COLERAINE - The bruised and battered face of Evelyn McDaid, newly widowed by a "maverick group of yobs" who attacked her and killed her husband, graphically illustrates that political peace in Northern Ireland has not eradicated violence.
McDaid, a Protestant, and her Catholic husband, Kevin, fell victim to a mob which poured out of a pub and drove to a Catholic area of the County Londonderry town of Coleraine, enraged by reports that nationalist flags were on display.
This led to what police described as "bedlam", with "huge disturbances" involving up to 60 people engaged in hand-to-hand fighting. Kevin McDaid was beaten and kicked and died shortly afterwards.
"I went across to help him and they beat me while they beat him," Evelyn McDaid said yesterday. "Then my neighbour had to step in to save me, and she was pregnant and they beat her too and she shouted 'I'm pregnant' and they didn't care."
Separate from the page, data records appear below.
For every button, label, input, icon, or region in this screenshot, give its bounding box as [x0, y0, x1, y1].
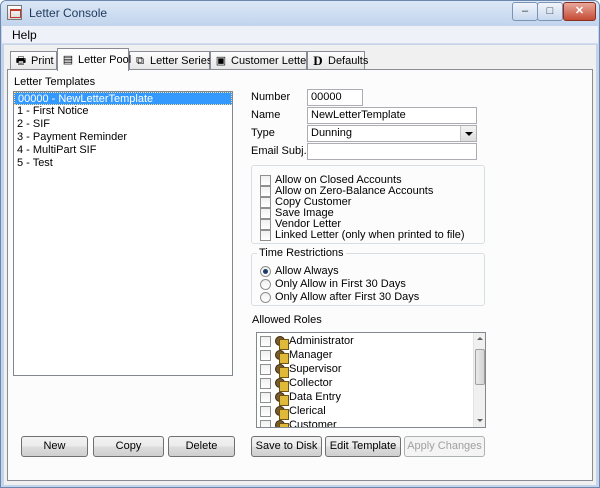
radio-button[interactable] [260, 292, 271, 303]
close-button[interactable]: ✕ [563, 2, 596, 21]
radio-label: Only Allow after First 30 Days [275, 291, 420, 303]
window-title: Letter Console [29, 6, 108, 20]
letter-console-window: Letter Console – □ ✕ Help 🖶 Print ▤ Lett… [0, 0, 600, 488]
tab-label: Defaults [328, 55, 369, 67]
letter-templates-heading: Letter Templates [14, 76, 96, 88]
number-label: Number [251, 91, 291, 103]
name-field[interactable]: NewLetterTemplate [307, 107, 477, 124]
radio-label: Allow Always [275, 265, 339, 277]
tab-print[interactable]: 🖶 Print [10, 51, 57, 70]
minimize-button[interactable]: – [512, 2, 538, 21]
checkbox[interactable] [260, 350, 271, 361]
scroll-thumb[interactable] [475, 349, 485, 385]
scroll-down-icon[interactable] [475, 416, 485, 426]
user-role-icon [274, 335, 289, 350]
tab-label: Print [31, 55, 54, 67]
user-role-icon [274, 349, 289, 364]
tab-label: Letter Series [150, 55, 213, 67]
user-role-icon [274, 419, 289, 427]
user-role-icon [274, 405, 289, 420]
copy-button[interactable]: Copy [93, 436, 164, 457]
role-label: Supervisor [289, 363, 342, 375]
tab-label: Letter Pool [78, 54, 132, 66]
role-label: Collector [289, 377, 333, 389]
roles-scrollbar[interactable] [473, 333, 485, 427]
role-label: Data Entry [289, 391, 341, 403]
letter-options-group: Allow on Closed Accounts Allow on Zero-B… [251, 165, 485, 244]
checkbox[interactable] [260, 197, 271, 208]
name-label: Name [251, 109, 281, 121]
letter-pool-page: Letter Templates 00000 - NewLetterTempla… [7, 69, 593, 481]
email-subject-field[interactable] [307, 143, 477, 160]
checkbox[interactable] [260, 378, 271, 389]
type-label: Type [251, 127, 275, 139]
time-restrictions-title: Time Restrictions [257, 247, 346, 259]
list-item[interactable]: 5 - Test [14, 157, 232, 170]
tab-defaults[interactable]: D Defaults [307, 51, 369, 70]
save-to-disk-button[interactable]: Save to Disk [251, 436, 322, 457]
edit-template-button[interactable]: Edit Template [325, 436, 401, 457]
printer-icon: 🖶 [15, 55, 27, 67]
scroll-up-icon[interactable] [475, 334, 485, 344]
new-button[interactable]: New [21, 436, 88, 457]
allowed-roles-group: Allowed Roles Administrator Manager Supe… [251, 314, 491, 436]
letter-templates-list[interactable]: 00000 - NewLetterTemplate 1 - First Noti… [13, 91, 233, 376]
chevron-down-icon[interactable] [460, 126, 476, 141]
checkbox[interactable] [260, 392, 271, 403]
list-item[interactable]: 1 - First Notice [14, 105, 232, 118]
radio-button[interactable] [260, 266, 271, 277]
client-area: 🖶 Print ▤ Letter Pool ⧉ Letter Series ▣ … [4, 45, 596, 485]
menu-help[interactable]: Help [12, 28, 37, 42]
role-label: Clerical [289, 405, 326, 417]
list-item[interactable]: 00000 - NewLetterTemplate [14, 92, 232, 105]
user-role-icon [274, 391, 289, 406]
radio-button[interactable] [260, 279, 271, 290]
checkbox[interactable] [260, 186, 271, 197]
tab-letter-series[interactable]: ⧉ Letter Series [129, 51, 213, 70]
letter-series-icon: ⧉ [136, 55, 144, 67]
checkbox[interactable] [260, 336, 271, 347]
type-select-value: Dunning [311, 127, 352, 139]
apply-changes-button[interactable]: Apply Changes [404, 436, 485, 457]
allowed-roles-list[interactable]: Administrator Manager Supervisor Collect… [256, 332, 486, 428]
checkbox[interactable] [260, 364, 271, 375]
list-item[interactable]: 4 - MultiPart SIF [14, 144, 232, 157]
maximize-button[interactable]: □ [537, 2, 563, 21]
tab-customer-letters[interactable]: ▣ Customer Letters [210, 51, 315, 70]
menu-bar: Help [2, 26, 598, 44]
app-icon [7, 5, 22, 20]
role-label: Manager [289, 349, 333, 361]
checkbox[interactable] [260, 219, 271, 230]
checkbox[interactable] [260, 420, 271, 427]
list-item[interactable]: 2 - SIF [14, 118, 232, 131]
radio-label: Only Allow in First 30 Days [275, 278, 406, 290]
list-item[interactable]: 3 - Payment Reminder [14, 131, 232, 144]
title-bar: Letter Console – □ ✕ [1, 1, 599, 25]
defaults-icon: D [313, 53, 323, 68]
user-role-icon [274, 363, 289, 378]
time-restrictions-group: Time Restrictions Allow Always Only Allo… [251, 247, 485, 306]
role-label: Administrator [289, 335, 354, 347]
number-field[interactable]: 00000 [307, 89, 363, 106]
type-select[interactable]: Dunning [307, 125, 477, 142]
document-icon: ▤ [62, 54, 74, 66]
checkbox[interactable] [260, 208, 271, 219]
option-label: Linked Letter (only when printed to file… [275, 229, 465, 241]
checkbox[interactable] [260, 175, 271, 186]
customer-letter-icon: ▣ [215, 55, 227, 67]
email-subject-label: Email Subj. [251, 145, 307, 157]
checkbox[interactable] [260, 230, 271, 241]
delete-button[interactable]: Delete [168, 436, 235, 457]
allowed-roles-title: Allowed Roles [252, 314, 322, 326]
tab-label: Customer Letters [231, 55, 316, 67]
checkbox[interactable] [260, 406, 271, 417]
role-label: Customer [289, 419, 337, 428]
user-role-icon [274, 377, 289, 392]
tab-letter-pool[interactable]: ▤ Letter Pool [57, 48, 132, 71]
The incident took place in the aftermath of a key football match between Rangers and Celtic. In Northern Ireland the teams have fervent followings with Protestants supporting Rangers and Catholics Celtic. Tensions had been evident before the match, which Rangers won to take the league title.
Amid reports that loyalists intended to stage victory celebrations close to the Catholic Heights area of the town, negotiations were held involving police officers and Protestant and Catholic representatives.
Things appeared to have been calmed down by the talks, in which Kevin McDaid took part. But it did not work. A group of up to 40 men descended on the estate and in the ensuing rampage McDaid was murdered. He had four children, including a foster child.
Twelve men have been arrested by police while an inquiry has been announced into the police handling of the incident.
McDaid's death has illustrated that today's much more peaceful Northern Ireland is still subject to eruptions of brutal violence, often entirely unexpected. He was the fifth person to be murdered in the province this year. A man was killed in Londonderry by republicans in February, then in March two soldiers and a police officer were shot dead in County Antrim and County Armagh by republican dissidents.
And over the years, the town of Coleraine has provided an example of a place which - although not generally regarded as a violent hotspot - still experiences sectarian flare-ups with lethal consequences.
In 1997 an off-duty Protestant police officer was beaten and kicked to death in the street by a loyalist mob in the nearby town of Ballymoney.
The mob objected to his involvement in policing marching disputes. The following year, three Catholic schoolboys, the oldest of whom was 10, died in a fire when loyalists petrol-bombed a house in the town, again during parading controversies
The courts have just dealt with the case of Michael McIlveen, a 15-year-old Catholic schoolboy who was beaten to death in 2006 in the neighbouring Ballymena by a group of Protestant youths who chased and cornered him.
There are many more events which do not result in death. In Ballymena, for example, police recorded 133 sectarian offences in a 12-month period, 53 per cent of them directed against Catholics and 43 per cent against Protestants. The cities of Belfast and Londonderry have an even higher level of such incidents.
They tend to rise during the loyalist marching season. This is now looming, and will reach a peak in July.